Нужно заниматься просвещением, организацией людей, «ходить в народ», как это раньше называлось. Нужно быть новыми народниками. Нельзя допускать презрения к так называемому быдлу, к тем, кто слушает шансон, живет в депрессивном районе, трудится на заводе и в добровольно-принудительном порядке доставляется своим начальством на «путинги». Такое презрение к своему народу есть социальная мерзость, оно позволяет сохранять действующую власть.

Нужно понимать, что новое общество не будет построено, если кто-то напишет сто постов в Интернете. Люди жертвовали в былые эпохи здоровьем и жизнью, чтобы у последующих поколений имелись более широкие возможности развития. Вот так и мы должны осознавать необходимость долгой и упорной борьбы. В современной России многие боятся даже сходить на согласованный митинг. Вот этот многовековой страх изживается очень трудно.

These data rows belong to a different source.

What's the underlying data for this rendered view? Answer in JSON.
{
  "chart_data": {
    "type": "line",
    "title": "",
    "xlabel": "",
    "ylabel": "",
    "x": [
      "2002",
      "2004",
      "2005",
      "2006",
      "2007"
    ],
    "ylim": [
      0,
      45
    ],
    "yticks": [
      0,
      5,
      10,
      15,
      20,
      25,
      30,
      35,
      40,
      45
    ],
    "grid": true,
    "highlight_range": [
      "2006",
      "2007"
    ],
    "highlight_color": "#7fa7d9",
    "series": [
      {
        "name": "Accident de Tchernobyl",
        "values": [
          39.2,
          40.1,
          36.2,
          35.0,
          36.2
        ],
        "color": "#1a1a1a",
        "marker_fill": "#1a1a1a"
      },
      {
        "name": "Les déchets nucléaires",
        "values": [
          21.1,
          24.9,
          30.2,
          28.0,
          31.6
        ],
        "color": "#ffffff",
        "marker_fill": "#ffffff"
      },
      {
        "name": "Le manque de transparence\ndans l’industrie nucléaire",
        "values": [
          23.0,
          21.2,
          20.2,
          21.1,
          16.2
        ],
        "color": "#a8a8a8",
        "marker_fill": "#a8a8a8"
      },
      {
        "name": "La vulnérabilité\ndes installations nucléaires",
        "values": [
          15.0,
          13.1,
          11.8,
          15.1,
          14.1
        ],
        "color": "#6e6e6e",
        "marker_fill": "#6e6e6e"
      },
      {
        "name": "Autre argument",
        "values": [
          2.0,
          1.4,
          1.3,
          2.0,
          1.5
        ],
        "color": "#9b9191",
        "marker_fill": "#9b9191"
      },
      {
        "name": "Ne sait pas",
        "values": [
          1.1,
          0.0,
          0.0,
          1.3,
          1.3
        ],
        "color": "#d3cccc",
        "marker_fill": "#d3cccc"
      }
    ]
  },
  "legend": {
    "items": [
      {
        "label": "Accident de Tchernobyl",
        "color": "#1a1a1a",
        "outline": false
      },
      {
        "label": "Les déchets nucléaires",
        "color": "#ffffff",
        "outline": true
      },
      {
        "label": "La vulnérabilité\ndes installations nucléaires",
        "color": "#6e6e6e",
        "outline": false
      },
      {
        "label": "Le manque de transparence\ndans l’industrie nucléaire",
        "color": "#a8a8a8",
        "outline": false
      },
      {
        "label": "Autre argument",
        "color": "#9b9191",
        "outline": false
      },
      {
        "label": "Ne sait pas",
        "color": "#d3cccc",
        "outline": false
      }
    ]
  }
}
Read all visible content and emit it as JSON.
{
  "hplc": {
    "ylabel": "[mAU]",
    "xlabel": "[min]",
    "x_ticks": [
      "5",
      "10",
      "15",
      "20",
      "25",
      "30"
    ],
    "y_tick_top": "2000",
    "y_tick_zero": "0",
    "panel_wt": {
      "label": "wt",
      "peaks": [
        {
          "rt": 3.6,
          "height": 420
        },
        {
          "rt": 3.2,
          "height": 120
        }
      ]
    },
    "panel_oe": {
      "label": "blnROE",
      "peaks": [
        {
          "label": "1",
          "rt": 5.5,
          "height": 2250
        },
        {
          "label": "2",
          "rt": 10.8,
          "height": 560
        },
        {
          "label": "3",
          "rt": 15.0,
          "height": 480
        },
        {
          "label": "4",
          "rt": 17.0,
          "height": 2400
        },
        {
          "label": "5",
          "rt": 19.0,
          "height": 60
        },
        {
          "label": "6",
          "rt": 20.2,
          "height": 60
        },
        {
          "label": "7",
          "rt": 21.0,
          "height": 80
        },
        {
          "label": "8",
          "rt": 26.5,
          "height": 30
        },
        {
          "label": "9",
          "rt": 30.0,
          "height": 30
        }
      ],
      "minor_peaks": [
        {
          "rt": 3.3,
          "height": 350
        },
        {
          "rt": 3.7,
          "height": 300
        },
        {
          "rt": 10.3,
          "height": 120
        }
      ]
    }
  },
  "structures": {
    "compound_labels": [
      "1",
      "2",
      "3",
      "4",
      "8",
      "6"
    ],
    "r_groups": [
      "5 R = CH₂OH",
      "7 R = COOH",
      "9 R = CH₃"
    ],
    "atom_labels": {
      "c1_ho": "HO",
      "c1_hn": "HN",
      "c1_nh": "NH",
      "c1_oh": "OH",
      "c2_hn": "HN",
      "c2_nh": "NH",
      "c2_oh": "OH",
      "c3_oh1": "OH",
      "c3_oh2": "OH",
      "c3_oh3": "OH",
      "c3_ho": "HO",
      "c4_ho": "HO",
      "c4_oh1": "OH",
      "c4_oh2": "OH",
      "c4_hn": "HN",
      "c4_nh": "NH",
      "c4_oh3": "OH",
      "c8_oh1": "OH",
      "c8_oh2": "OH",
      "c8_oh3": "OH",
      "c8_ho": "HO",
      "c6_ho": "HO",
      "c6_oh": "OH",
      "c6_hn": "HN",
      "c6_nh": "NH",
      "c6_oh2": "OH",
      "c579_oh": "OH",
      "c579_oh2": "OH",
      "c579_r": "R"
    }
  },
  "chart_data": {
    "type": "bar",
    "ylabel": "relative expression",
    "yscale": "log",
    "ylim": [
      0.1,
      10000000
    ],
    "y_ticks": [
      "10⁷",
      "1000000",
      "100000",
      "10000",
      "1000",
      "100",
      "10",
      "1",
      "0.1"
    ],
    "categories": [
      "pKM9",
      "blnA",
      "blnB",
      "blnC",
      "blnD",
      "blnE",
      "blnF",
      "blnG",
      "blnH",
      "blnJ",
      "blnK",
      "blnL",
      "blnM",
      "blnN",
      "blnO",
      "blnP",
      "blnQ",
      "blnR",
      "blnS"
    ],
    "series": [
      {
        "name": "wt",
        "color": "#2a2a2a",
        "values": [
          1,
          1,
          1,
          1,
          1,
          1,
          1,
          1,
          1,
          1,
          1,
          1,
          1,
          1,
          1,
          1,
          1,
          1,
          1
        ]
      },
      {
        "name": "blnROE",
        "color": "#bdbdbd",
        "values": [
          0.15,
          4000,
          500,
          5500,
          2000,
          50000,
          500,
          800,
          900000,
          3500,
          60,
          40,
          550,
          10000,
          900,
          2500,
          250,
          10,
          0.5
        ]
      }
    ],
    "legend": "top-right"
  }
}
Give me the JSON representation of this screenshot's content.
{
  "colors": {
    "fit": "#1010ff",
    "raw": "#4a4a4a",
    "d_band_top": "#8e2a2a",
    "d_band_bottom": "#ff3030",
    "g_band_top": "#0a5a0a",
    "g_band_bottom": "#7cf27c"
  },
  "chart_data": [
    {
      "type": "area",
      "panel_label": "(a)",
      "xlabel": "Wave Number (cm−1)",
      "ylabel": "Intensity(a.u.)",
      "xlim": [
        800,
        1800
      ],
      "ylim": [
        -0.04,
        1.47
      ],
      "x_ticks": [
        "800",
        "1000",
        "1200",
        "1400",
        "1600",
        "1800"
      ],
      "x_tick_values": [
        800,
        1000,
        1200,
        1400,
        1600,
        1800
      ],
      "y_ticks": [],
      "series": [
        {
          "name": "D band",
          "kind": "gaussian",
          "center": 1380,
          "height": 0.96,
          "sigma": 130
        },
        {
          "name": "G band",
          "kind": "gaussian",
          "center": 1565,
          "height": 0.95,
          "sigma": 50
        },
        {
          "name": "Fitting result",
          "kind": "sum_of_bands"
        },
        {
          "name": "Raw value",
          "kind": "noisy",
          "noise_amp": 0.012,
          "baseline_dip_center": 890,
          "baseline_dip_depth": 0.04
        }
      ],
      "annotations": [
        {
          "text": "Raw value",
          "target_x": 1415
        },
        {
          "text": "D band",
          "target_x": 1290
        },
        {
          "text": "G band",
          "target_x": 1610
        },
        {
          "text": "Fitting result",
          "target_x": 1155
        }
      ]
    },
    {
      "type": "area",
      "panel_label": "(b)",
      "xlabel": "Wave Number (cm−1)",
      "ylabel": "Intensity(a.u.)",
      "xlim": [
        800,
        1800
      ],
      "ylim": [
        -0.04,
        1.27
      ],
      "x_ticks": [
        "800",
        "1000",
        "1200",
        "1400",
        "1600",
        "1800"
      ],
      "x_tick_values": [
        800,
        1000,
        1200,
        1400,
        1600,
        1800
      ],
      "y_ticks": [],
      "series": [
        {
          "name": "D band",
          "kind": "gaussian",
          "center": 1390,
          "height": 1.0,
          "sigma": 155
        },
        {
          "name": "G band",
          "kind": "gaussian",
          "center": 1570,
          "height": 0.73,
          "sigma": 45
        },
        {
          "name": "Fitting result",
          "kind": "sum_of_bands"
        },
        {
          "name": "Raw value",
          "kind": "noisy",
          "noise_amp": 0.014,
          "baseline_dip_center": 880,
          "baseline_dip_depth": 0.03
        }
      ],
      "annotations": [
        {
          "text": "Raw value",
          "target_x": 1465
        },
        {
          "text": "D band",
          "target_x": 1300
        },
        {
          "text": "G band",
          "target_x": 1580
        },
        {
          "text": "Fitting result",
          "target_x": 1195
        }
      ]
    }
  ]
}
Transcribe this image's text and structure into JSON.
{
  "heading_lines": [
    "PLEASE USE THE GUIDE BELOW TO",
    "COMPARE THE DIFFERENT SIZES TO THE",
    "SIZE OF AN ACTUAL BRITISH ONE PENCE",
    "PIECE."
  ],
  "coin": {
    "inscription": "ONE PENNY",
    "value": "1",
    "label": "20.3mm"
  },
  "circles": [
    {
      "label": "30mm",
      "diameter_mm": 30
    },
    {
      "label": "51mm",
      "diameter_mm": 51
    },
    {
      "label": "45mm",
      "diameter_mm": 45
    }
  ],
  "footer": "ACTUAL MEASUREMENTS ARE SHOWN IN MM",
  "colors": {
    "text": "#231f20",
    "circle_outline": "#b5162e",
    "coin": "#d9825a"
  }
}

Осознавая свои и других людей коренные жизненные интересы, нужно показывать, что мы протестуем, заявляем о себе не только по материальным, но и по этическим причинам. Нужно показать, что сами принципы устройства нашего государства и общества неправильны, неправедны, неэффективны, бесчеловечны.

На мой взгляд, нужно показать, что возможно иное общество, контуры которого медленно, но верно очерчиваются. Другой вопрос, что для этого общества предстоит много сделать. Я не побоюсь этого слова: возможен новый социализм. Это не социализм с диктатурой одной партии, это не социализм, базирующийся только на крупном индустриальном производстве. Это не социализм вчерашних бедных и необразованных людей, которые в силу неразвитости общественных отношений рады принять любых вождей и ради куска хлеба (необязательно в прямом смысле слова) готовы предать то дело, которое когда-то благородно начинали сами же эти люди.